オーディオマニアにITを使わせるという困難を切り抜けたLINN
ネットワークオーディオに関しては、LINNのKlimax DSが登場して5年ぐらいの間はLINNの独壇場でした。日本のオーディオファンにこういうIT系の製品を売るのは大変だったでしょう。LINNはハイエンドのオーディオマニアを相手にしています。彼らはパソコンが大嫌いという人が多いからです。NASとかEthernetとか言葉からして違いますし、通信の設定もしたことがない。そんな人たちに、ネットワークを引いてNASを入れ、機器を買ってもらい、パソコンの画面でそれをコントロールさせる。この異文化を日本のハイエンドオーディオの土壌に根付かせるのですから。

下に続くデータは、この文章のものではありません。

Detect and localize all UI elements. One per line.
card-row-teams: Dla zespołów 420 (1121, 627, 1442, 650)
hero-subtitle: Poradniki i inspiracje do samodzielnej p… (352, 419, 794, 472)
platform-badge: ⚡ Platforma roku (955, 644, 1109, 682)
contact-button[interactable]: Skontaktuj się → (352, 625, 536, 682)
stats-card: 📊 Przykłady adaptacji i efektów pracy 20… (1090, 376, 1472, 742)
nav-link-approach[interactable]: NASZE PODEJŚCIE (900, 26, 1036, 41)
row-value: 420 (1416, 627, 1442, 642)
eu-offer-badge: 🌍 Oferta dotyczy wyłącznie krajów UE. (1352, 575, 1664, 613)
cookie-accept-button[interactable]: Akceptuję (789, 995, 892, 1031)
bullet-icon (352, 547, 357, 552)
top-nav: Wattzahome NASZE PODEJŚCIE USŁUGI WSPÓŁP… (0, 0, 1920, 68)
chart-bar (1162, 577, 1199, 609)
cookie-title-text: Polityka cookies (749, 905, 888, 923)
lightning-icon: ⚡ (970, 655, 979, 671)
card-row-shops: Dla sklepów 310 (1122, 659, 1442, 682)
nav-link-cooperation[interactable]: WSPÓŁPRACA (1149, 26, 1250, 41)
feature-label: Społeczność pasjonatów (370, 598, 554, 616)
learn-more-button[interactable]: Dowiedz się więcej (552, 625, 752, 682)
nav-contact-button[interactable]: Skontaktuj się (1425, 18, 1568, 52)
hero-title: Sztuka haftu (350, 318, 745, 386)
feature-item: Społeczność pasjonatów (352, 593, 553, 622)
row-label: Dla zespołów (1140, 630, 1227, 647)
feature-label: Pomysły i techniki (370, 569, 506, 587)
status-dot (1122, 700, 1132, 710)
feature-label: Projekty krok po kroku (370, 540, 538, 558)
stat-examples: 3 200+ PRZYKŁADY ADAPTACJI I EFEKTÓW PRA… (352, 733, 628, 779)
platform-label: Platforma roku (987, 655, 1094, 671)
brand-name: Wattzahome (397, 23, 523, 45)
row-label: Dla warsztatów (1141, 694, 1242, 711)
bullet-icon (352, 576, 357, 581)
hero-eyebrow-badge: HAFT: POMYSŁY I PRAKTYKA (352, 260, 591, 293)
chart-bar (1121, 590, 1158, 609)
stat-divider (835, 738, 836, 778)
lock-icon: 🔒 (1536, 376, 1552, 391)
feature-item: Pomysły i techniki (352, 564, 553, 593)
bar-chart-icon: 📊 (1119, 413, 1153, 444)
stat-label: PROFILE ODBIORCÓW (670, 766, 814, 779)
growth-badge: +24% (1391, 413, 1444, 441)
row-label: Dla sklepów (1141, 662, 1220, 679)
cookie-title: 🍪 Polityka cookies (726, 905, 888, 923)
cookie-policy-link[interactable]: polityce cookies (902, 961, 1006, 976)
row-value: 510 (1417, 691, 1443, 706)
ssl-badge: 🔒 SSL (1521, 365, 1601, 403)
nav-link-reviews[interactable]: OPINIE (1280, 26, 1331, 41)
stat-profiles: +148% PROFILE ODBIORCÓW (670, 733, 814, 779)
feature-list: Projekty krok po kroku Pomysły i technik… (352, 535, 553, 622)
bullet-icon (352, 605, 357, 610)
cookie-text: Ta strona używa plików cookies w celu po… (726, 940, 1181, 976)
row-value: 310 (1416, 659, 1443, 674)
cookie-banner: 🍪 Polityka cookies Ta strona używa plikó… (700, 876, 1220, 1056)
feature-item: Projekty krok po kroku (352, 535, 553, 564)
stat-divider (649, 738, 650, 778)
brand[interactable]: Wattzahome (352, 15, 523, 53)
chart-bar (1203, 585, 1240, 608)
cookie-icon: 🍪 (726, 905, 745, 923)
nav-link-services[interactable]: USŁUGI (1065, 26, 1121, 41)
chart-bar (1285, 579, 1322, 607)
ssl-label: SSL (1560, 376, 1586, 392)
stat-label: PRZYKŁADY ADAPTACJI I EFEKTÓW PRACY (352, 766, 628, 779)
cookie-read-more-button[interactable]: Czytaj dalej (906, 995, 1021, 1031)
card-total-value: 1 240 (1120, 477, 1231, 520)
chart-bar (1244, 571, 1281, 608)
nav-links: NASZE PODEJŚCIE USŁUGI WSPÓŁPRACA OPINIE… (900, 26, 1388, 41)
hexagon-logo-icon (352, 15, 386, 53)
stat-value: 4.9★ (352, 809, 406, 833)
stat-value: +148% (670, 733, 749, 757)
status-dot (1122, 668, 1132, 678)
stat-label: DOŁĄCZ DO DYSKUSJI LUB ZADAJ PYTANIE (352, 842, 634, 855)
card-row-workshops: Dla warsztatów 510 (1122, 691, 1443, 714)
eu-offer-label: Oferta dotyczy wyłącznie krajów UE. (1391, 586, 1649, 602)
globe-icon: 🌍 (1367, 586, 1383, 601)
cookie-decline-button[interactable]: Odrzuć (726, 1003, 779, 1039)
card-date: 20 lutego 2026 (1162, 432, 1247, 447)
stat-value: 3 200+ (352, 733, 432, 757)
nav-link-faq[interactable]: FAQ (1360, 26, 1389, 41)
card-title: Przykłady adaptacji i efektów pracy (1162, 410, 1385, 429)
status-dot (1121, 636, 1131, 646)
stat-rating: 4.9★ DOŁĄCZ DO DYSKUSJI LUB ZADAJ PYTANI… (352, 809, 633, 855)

LINNの基本的な考えは、プレーヤーは自分たちできちっとオーディオとして作るけれどそれ以外は全て既存のITリソースを使う。大胆で合理的な考え方です。ただITリソースの側が全くオーディオのことを考慮していない点がハードルになりますね。
実は事件があって(笑)。3年前のIntenational Audio Showで、DSを使ったデモをした際の出来事です。小型NASに音源をたくさん入れて意気揚々と再生していたら、急に音が止まってしまった。係員が電源に足に引っ掛けて、コンセントを抜いてしまったからです。電源をつなぎ直したのですが、NASが全然立ち上がらない。結局その場でLINNの人に電話して「直してよ」とお願いした。そしたらすぐ会場までやってきて、ファームウェアの入れ替えを始めたのですよ。「過去にこういうトラブルは山ほどあって慣れています、パソコンの中にもファームウェアが保存してあります」と。